Vesey Ventures closes on $78M debut fund to support early-stage fintech startups

Image credit: Vesey Ventures / Founding Partners Lindsay Fitzgerald, Dana Eli-Lorch and Julia Huang

After working together for nearly a decade, three former CEOs of Amex Ventures branched off in early 2022 to form their own fintech-focused venture firm, Vesey Ventures. The trio had made early stage investments in more than 50 fintech companies, including the likes of Stripe, Plaid, Melio and Trulioo. During that time, they also helped develop over 100 partnerships between startups and financial institutions.

Their goal was to take the 10 years of experience investing through the venture capital arm of one of the world’s largest credit card companies and apply it first-hand to new early-stage investments – but with a twist. The firm says the intention is to move beyond term sheets to issuing tailored “Strategy Sheets,” which outline how Vesey Ventures aims to leverage its network “to act as a company’s first business development team.” In other words, they want to invest in early-stage fintech and enabling technology companies “where opportunities for early partnerships with financial established players exist”.

And today, the firm — formed by founders and friends Dana Eli-Lorch, Lindsay Fitzgerald and Julia Huang, who all left AMEX Ventures at the same time in late 2021 — announced the closing of its $78 million debut fund. They named the firm Vesey Ventures after the street where American Express is headquartered in New York. (They declined to say whether Amex is a limited partner in the new fund.)

The feat is especially impressive considering that, according to PitchBook data recently cited by The information, “Women-led venture firms in the US have raised just $74 million this year.” This means that at the close of her debut fund, Vesey has effectively raised more than all women-led venture firms in the US combined and more than doubled the amount raised by women-led VC firms so far in 2023.

Vesey’s self-described mission is to support companies that are “transforming financial services” from seed to Series B stages. It plans to invest $1.5 to $3 million as initial checks, and larger amounts for follow-ups.

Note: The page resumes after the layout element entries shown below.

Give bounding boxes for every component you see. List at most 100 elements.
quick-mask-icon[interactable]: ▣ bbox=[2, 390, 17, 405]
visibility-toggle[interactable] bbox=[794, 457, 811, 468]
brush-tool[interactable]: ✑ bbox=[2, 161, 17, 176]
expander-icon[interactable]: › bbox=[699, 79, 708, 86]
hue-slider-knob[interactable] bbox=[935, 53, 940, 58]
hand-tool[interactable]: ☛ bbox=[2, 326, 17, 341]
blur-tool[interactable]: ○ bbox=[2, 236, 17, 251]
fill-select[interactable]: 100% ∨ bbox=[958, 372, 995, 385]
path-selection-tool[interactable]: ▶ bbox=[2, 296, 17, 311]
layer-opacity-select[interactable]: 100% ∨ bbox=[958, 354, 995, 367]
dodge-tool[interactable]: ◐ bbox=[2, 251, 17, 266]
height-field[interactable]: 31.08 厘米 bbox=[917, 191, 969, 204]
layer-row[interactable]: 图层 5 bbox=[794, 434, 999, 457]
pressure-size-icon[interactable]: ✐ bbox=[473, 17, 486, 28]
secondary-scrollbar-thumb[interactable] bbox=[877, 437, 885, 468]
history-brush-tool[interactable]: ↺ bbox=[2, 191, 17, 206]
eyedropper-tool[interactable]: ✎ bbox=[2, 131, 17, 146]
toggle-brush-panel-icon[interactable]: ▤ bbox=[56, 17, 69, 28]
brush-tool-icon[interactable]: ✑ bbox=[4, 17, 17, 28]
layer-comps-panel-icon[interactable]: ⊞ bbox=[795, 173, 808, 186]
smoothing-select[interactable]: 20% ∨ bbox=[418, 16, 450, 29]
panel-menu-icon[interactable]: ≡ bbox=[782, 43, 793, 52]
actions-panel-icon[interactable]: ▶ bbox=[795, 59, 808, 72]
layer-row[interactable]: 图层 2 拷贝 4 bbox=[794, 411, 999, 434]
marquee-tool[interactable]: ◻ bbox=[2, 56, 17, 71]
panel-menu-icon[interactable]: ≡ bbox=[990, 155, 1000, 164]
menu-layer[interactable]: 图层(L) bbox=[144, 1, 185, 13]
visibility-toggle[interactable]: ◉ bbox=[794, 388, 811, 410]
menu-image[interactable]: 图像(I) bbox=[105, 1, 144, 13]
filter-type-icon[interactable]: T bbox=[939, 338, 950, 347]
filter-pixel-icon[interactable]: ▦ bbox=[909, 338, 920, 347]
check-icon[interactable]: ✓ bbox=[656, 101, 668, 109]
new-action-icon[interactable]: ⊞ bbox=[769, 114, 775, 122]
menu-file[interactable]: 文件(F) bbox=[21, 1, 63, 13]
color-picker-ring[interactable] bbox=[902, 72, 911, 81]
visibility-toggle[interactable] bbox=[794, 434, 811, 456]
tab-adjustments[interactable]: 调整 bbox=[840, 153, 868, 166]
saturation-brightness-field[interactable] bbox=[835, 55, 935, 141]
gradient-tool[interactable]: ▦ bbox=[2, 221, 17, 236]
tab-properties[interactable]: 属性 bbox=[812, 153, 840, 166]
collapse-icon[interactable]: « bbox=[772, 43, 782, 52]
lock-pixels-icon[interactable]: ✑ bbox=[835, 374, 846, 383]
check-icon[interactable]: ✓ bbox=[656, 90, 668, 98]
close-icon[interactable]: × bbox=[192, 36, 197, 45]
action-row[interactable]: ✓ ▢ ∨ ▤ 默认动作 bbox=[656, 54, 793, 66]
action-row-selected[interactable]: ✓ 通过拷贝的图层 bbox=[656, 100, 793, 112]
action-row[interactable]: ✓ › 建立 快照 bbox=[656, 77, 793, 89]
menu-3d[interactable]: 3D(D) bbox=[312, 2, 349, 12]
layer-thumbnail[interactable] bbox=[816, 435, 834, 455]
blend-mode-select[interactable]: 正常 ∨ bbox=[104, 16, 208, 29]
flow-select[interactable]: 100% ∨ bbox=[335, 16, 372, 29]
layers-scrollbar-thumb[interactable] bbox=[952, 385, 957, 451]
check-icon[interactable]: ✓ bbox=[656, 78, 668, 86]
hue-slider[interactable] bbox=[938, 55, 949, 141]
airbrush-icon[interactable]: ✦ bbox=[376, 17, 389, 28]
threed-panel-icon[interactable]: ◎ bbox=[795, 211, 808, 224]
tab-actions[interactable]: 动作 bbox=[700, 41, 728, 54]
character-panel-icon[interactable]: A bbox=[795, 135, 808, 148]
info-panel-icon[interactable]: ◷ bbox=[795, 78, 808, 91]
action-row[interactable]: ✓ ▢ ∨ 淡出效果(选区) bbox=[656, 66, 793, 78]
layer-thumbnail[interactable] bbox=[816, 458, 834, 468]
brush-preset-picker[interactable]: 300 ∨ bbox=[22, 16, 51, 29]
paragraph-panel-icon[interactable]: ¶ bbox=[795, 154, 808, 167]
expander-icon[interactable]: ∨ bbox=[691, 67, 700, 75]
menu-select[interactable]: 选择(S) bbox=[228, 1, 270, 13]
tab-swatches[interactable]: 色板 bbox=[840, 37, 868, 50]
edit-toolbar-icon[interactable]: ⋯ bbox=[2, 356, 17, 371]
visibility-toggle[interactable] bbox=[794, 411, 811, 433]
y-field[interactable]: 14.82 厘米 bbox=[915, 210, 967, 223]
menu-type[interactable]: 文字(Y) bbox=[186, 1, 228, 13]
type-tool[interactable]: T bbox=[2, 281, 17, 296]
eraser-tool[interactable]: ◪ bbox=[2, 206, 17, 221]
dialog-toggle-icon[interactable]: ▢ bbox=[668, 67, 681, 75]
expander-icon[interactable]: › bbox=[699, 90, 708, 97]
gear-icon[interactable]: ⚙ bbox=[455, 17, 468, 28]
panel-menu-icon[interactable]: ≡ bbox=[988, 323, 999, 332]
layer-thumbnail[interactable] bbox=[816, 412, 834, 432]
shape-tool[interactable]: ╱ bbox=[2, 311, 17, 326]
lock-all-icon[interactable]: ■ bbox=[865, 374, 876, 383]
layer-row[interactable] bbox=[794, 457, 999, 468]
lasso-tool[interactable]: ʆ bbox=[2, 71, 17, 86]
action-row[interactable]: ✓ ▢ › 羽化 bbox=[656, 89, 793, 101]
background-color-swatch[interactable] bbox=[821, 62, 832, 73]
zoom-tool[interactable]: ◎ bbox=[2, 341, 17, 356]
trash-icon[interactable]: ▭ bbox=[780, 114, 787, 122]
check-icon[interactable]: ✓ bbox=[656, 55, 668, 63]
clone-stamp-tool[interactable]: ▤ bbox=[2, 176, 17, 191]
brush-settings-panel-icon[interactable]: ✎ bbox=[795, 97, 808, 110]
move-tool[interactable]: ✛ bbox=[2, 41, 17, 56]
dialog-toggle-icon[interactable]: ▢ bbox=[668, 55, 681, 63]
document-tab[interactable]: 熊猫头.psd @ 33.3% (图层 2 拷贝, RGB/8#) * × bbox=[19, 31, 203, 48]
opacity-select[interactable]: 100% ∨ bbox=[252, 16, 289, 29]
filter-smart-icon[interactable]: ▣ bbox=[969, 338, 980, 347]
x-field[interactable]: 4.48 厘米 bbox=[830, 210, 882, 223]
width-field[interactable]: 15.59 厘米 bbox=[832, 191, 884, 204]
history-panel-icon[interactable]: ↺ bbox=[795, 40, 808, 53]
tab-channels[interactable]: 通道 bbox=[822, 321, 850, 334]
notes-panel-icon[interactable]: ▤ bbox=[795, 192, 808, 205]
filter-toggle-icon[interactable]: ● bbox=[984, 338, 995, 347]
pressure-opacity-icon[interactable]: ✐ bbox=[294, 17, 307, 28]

Based in the US and Israel, the fund has so far supported five startups, including Coast, Cyrus, Grain, Equi and Proper.

Vesey defines fintech in its broadest sense – meaning they invest outside of traditional financial services categories like consumer and B2B, Eli-Lorch said in an exclusive interview with TechCrunch. It also looks at vertical software, embedded fintech, the future of commerce and the infrastructure layer – basically cyber security, risk and compliance, or, as Eli-Lorch describes it, “all the back office operations of financial services”.

“Another lens we take is basically any type of technology software innovation that sells into financial services, so either financial institutions or fintechs,” she said.

Bridging a gap

The founding partners all agreed on one thing when they started the new firm: that it was clear that startups with better business development strategies performed better.

And that is ultimately the insight we built a thesis on, says Fitzgerald. “In this industry, this development is not a ‘nice to have’, it is a ‘need to have.'”

“The traditional VC model can be limiting, so we saw an opportunity,” she added. “We took the best of what was clearly working – business development, our team, our network – including other VCs and angels, and expanded it … to bridge the gap between companies that need new technology and startups that are building the new technologies .”

Today, the partners recognize that an interesting phenomenon is taking place – senior executives in what they describe as “gen one” fintech startups. And despite the recent volatility the fintech space has seen over the past couple of years (funding was down significantly in 2022 compared to its heyday in 2021), Vesey is naturally “long-term bullish” on fintech.

“You only have to look at the last quarter of volatility and upheaval in the financial industry to really reference that there are many, many issues that still need to be resolved,” Huang told TechCrunch. “Having said that, things are cyclical … it’s like when the tide goes out, you see who’s kind of naked right? And for us, that’s the infrastructure layer … that we’re always helping our companies build and reinforce so that they can become reliable financial institutions in the long term. It has become a very important pillar and now it is back in fashion.”

Huang also acknowledges that in 2021 the trio pulled back from investing “because it got way too frothy.”

“Each company was kind of a ‘me too company,'” she recalls. “So we decided to take a step back and think about our value proposition and what has legs and what doesn’t.”

Vesey intentionally chose to be on the ground in Israel (Eli-Lorch is based there), a market the partners see as home to one of the world’s fastest growing technology hubs, with many companies focused on fintech, enterprise software, cyber security and data. The goal is to help startups collaborate, expand and commercialize in the United States

The new firm remains mum about its LPs, saying they only include seven “very prominent financial institutions,” as well as founders and executives from incumbent financial firms, family offices and institutional investors.